J'aurais volontiers pris place dans une diligence, non que je redoutasse la 
fatigue d'un voyage à pied (quelle épreuve m'eût paru trop pénible pour voir mon
souhait exaucé!), mais c'est que je serais ainsi arrivé plus vite à Vienne. 
Malheureusement, mon renom en qualité de compositeur de galops n'était pas 
encore devenu assez célèbre pour me permettre une telle commodité. Cette 
réflexion m'inspira une résignation à toute épreuve, et je me félicitai d'avoir 
déjà surmonté tant d'obstacles. De quels rêves enchanteurs ne se berçait pas mon 
imagination ! Un amoureux revenant après une longue absence auprès de sa 
bien-aimée ne sent pas plus délicieusement battre son cœur. Je traversai ainsi 
les belles campagnes de la Bohême, ce pays privilégié des joueurs de harpe et 
des chanteurs nomades. Dans un petit bourg, je fis la rencontre d'une de ces 
nombreuses troupes de musiciens ambulants, orchestre mobile composé d'un violon, 
d'une basse, d'une clarinette, d'une flûte et de deux cors, sans compter une 
harpiste et deux chanteuses pourvues d'assez jolies voix. Pour quelques pièces 
de monnaie, ils exécutaient des airs de danse ou chantaient quelques ballades, 
et puis ils allaient plus loin recommencer le même manège. Un jour, je les 
trouvai de nouveau sur mon chemin, campés à l'abri d'un quinconce qui bordait la 
grande route, et occupés à prendre un frugal repas. Je me présentai à l'escouade 
comme exerçant le même métier qu'eux, et nous fûmes bientôt amis ensemble. Je 
m'informai timidement si  leur répertoire de contredanses contenait quelques-uns 
des galops dont j'étais l'auteur;
mais, Dieu merci ! ils n'en avaient point entendu parler, et leur ignorance me 
combla de joie. — Mais vous jouez aussi, leur dis-je, d'autre musique que des 
contredanses ? — Sans doute, me répondirent-ils, mais seulement entre nous, et 
non pas devant le monde. En même temps ils déballèrent leur musique, et mon 
premier coup d'oeil tomba sur le grand septuor de Beethoven. Je leur demandai 
avec surprise si c'était là un de leurs morceaux favoris. — Pourquoi donc pas ? 

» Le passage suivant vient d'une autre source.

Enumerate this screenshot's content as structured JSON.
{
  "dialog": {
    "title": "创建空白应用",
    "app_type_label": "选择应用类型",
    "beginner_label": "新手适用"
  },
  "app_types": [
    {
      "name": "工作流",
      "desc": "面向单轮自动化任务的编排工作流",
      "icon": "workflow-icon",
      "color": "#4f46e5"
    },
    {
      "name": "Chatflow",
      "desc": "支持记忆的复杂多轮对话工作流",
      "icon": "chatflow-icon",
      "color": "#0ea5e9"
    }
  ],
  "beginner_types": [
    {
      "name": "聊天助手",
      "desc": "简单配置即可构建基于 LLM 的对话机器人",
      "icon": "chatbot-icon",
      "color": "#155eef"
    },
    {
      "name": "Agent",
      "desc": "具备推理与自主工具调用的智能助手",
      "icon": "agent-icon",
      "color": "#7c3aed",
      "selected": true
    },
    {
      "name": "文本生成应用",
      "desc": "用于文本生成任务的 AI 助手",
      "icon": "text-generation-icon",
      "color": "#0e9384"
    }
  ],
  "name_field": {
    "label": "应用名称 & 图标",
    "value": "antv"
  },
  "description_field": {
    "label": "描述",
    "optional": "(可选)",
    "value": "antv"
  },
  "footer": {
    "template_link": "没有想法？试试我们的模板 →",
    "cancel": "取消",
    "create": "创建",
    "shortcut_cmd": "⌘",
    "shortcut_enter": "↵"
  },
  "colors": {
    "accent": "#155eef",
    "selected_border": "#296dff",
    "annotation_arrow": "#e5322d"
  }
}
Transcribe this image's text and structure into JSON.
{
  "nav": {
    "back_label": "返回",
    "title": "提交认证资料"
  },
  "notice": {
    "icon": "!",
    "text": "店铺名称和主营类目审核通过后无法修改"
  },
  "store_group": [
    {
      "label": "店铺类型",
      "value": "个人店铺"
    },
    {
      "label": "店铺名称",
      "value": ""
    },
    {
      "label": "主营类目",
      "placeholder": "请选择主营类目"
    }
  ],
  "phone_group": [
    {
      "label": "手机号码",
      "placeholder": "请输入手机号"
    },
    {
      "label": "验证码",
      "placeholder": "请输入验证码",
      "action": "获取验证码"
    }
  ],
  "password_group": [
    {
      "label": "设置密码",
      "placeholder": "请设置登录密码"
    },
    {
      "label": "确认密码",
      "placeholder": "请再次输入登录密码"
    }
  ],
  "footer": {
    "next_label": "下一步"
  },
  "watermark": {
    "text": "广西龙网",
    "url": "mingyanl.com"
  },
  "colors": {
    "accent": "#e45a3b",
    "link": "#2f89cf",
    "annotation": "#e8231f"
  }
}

répliqua le plus âgé de la troupe ; si Joseph n'avait pas mal à la main, et qu'il 
pût remplir la partie du premier violon, nous nous donnerions ici même ce 
plaisir. Dans un transport d'ivresse, je m'emparai vivement du violon de Joseph, 
en promettant de faire de mon mieux pour le remplacer, et nous entreprîmes 
aussitôt le septuor. 
Quel ravissement d'entendre là, à ciel ouvert, au bord d'une grande route de la 
Bohême, ce magnifique ouvrage exécuté par une bande de musiciens ambulants avec 
une pureté, une précision et une profondeur de sentiment telles qu'on les trouve 
rarement chez les virtuoses les plus huppés. Grand Beethoven! ce fut vraiment 
un sacrifice digne de ton génie auquel je participai. Nous étions arrivés au 
finale quand une chaise de poste élégante, que nous n'avions pu apercevoir à 
cause du coude de la chaussée, s'arrêta silencieusement en face de nous. Un 
jeune homme d'une taille excessivement élancée, et d'un blond
non moins exagéré, était étendu sur les coussins, et prêtait à nos accords une 
oreille attentive ; puis il tira de sa poche un agenda pour y consigner quelques 
notes, et après avoir jeté devant nous une pièce d'or, il continua sa route en 
adressant à son domestique quelques mots d'anglais. 
Cet événement nous interloqua un peu ; heureusement que le septuor était fini. 
J'embrassai mes nouveaux amis, et je me disposai à faire route avec eux ; mais 
ils me dirent qu'ils allaient prendre les chemins de traverse pour se rendre à 
leur village natal. Je les aurais certainement suivis, si mon voyage n'avait pas 
eu un but aussi solennel. Enfin, nous nous séparâmes avec une émotion 
réciproque. Plus tard je me rappelai que personne n'avait ramassé la pièce d'or 
du voyageur anglais. 
Dans la première auberge où j'entrai pour manger un morceau, je trouvai mon 
gentleman attablé devant un copieux dîner. Il m'examina longtemps avec 
curiosité, et m'adressant enfin la parole en mauvais allemand, il me demanda ce 
qu'étaient devenus mes camarades. — Ils sont retournés chez eux, lui dis-je. — 
Eh bien ! prenez votre violon, me dit-il, et jouez-moi quelque chose ; voici de 
l'argent. Blessé de cette injonction, je lui répondis que je n'étais pas un 
artiste mercenaire, et que d'ailleurs je n'avais pas de violon ; et enfin je lui 
fis le récit de ma rencontre avec ces musiciens. — Des musiciens excellents!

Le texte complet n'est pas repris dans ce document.